Some of them have lived for more than a year in a quality of life superior to that which they had in their villages of origin," UNHCR's Musonda said. "They do not want to start over again, which is legitimate."

The European Commission recently gave 10.1 million euros (US$14.8 million) to help support the stabilisation of eastern Chad.

At a press conference in N'djamena on 22 January, European Union commissioner for development and humanitarian aid, Louis Michel, said the international community will have to move fast if 90,000 displaced are to move home before July.

"We have a big job of support mechanisms ahead of us to prepare all this," he said. "We have to be able to bring them back to where they come from. But for that, we need to establish security in their home villages. We have to foresee all the preparatory work involved in building schools, hospitals, etc, and identifying what they will need."

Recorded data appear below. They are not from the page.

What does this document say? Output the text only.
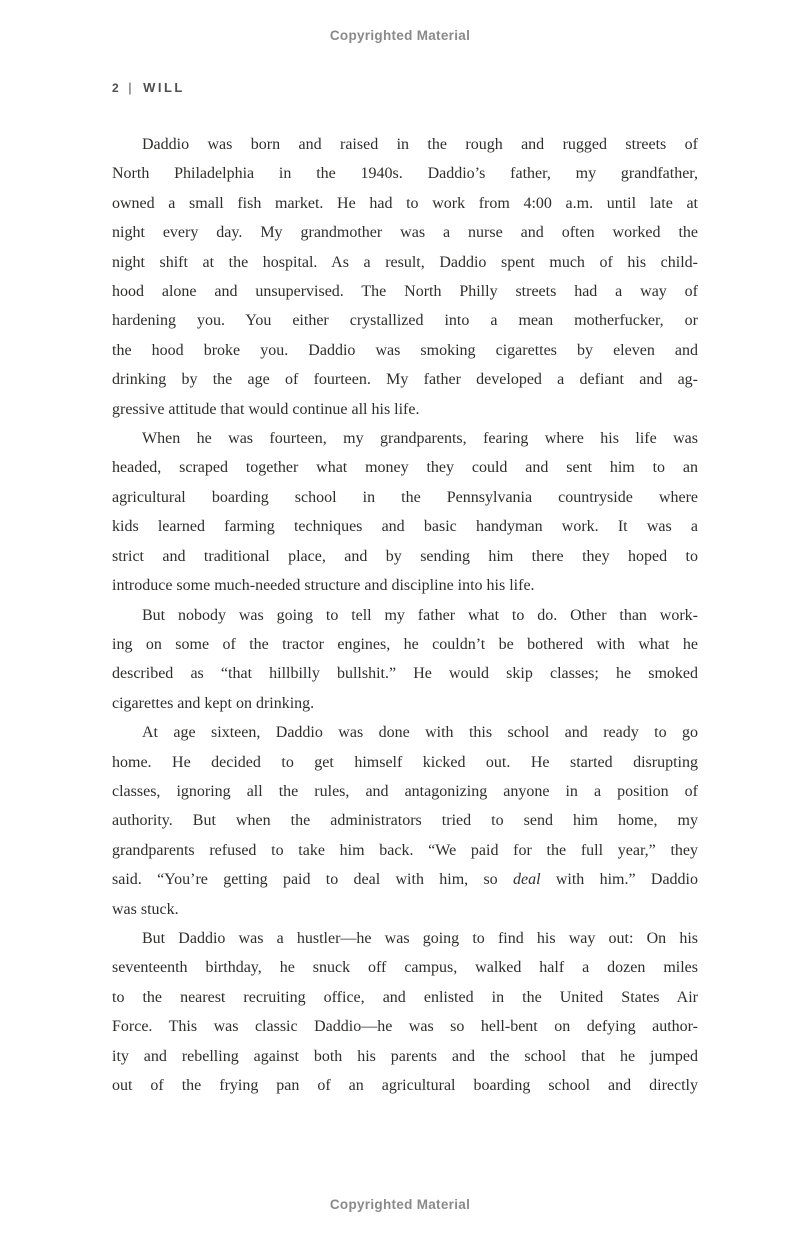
Copyrighted Material
2 | WILL
Daddio was born and raised in the rough and rugged streets of
North Philadelphia in the 1940s. Daddio’s father, my grandfather,
owned a small fish market. He had to work from 4:00 a.m. until late at
night every day. My grandmother was a nurse and often worked the
night shift at the hospital. As a result, Daddio spent much of his child-
hood alone and unsupervised. The North Philly streets had a way of
hardening you. You either crystallized into a mean motherfucker, or
the hood broke you. Daddio was smoking cigarettes by eleven and
drinking by the age of fourteen. My father developed a defiant and ag-
gressive attitude that would continue all his life.
When he was fourteen, my grandparents, fearing where his life was
headed, scraped together what money they could and sent him to an
agricultural boarding school in the Pennsylvania countryside where
kids learned farming techniques and basic handyman work. It was a
strict and traditional place, and by sending him there they hoped to
introduce some much-needed structure and discipline into his life.
But nobody was going to tell my father what to do. Other than work-
ing on some of the tractor engines, he couldn’t be bothered with what he
described as “that hillbilly bullshit.” He would skip classes; he smoked
cigarettes and kept on drinking.
At age sixteen, Daddio was done with this school and ready to go
home. He decided to get himself kicked out. He started disrupting
classes, ignoring all the rules, and antagonizing anyone in a position of
authority. But when the administrators tried to send him home, my
grandparents refused to take him back. “We paid for the full year,” they
said. “You’re getting paid to deal with him, so deal with him.” Daddio
was stuck.
But Daddio was a hustler—he was going to find his way out: On his
seventeenth birthday, he snuck off campus, walked half a dozen miles
to the nearest recruiting office, and enlisted in the United States Air
Force. This was classic Daddio—he was so hell-bent on defying author-
ity and rebelling against both his parents and the school that he jumped
out of the frying pan of an agricultural boarding school and directly
Copyrighted Material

Still, the issue has raised eyebrows among some humanitarians, who see the provision of such infrastructure in all villages of origin as beyond their mandate and capacity.

Pierre Mara, interim head of the UNHCR office in Koukou-Angarana, told IRIN: "We do not see these small spontaneous returns as a sign that the possibility of return exists for everyone."

For the people of Louboutigué, planning for their return has nonetheless already begun. The UN and local authorities plan to visit the village in the coming weeks to start assessing the needs for peoples’ return.